Sunspot numbers as a possible indicator of annual rainfall at Addis Ababa, Ethiopia

Abstract

AbstractThe variability of the Sun's luminosity is thought to have effects on the world climate. This variability is partly measured by the sunspot numbers. In this paper the statistical link between sunspot numbers and Addis Ababa rainfall is established. For this purpose a transfer function plus noise model (TFN) is constructed, with Box‐Cox transformed annual sunspot numbers, Xv as input and annual Addis Ababa monsoon rainfall, Yv as output.

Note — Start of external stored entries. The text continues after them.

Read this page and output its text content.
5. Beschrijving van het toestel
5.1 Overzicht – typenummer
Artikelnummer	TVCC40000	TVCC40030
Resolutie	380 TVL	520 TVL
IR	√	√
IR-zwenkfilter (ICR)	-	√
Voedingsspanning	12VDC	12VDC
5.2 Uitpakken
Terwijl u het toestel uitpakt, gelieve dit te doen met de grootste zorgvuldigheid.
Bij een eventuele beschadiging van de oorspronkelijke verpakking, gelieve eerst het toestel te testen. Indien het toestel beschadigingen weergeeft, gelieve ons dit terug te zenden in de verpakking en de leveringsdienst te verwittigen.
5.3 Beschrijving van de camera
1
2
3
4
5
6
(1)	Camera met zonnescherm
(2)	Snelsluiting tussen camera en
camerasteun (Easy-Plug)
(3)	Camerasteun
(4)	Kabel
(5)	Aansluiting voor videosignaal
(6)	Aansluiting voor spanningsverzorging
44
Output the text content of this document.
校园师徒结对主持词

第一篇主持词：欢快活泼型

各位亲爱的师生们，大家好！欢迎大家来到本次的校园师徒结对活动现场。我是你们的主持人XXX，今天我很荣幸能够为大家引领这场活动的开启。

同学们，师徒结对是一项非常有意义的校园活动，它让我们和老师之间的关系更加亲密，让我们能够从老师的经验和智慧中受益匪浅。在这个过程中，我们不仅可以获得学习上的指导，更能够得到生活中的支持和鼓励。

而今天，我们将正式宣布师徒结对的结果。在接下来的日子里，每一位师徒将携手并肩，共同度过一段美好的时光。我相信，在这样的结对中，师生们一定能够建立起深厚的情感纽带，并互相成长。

This model explains 50·2 per cent of the annual rainfall variability in the period 1900–1990. The time series of the sunspot numbers is simulated by an autoregressive model and then used to provide the input forecasts to the TFN model; it explains 88·9 per cent of the annual sunspot numbers variability.The TFN model is utilized for long‐range annual rainfall forecasts. A check of the forecasting skill of the TFN model is performed by fitting the TFN model to the 1900–1970 data and forecasts are made for 1971–1991. The results show that 14 out of 21 forecasts generally track the observed rainfall. The correlation coefficient C between the forecast and observed rainfall is 0·58, whereas for the sunspot numbers C yields 0·87. The paired t‐test shows that the forecasts and the observed rainfall are statistically similar at the 95 per cent confidence level.A general physical mechanism that may partly explain how the variability of the Sun's luminosity is related to the world climate is suggested. It is proposed that for those regions whose climatic variables exhibit the 11‐year periodicity, the TFN model approach can be used to find a statistical link between the sunspot numbers and the climatic variables. Furthermore if a global pattern in such a link is found, it may be used for exploring the physical mechanisms of Sun‐climate relationships.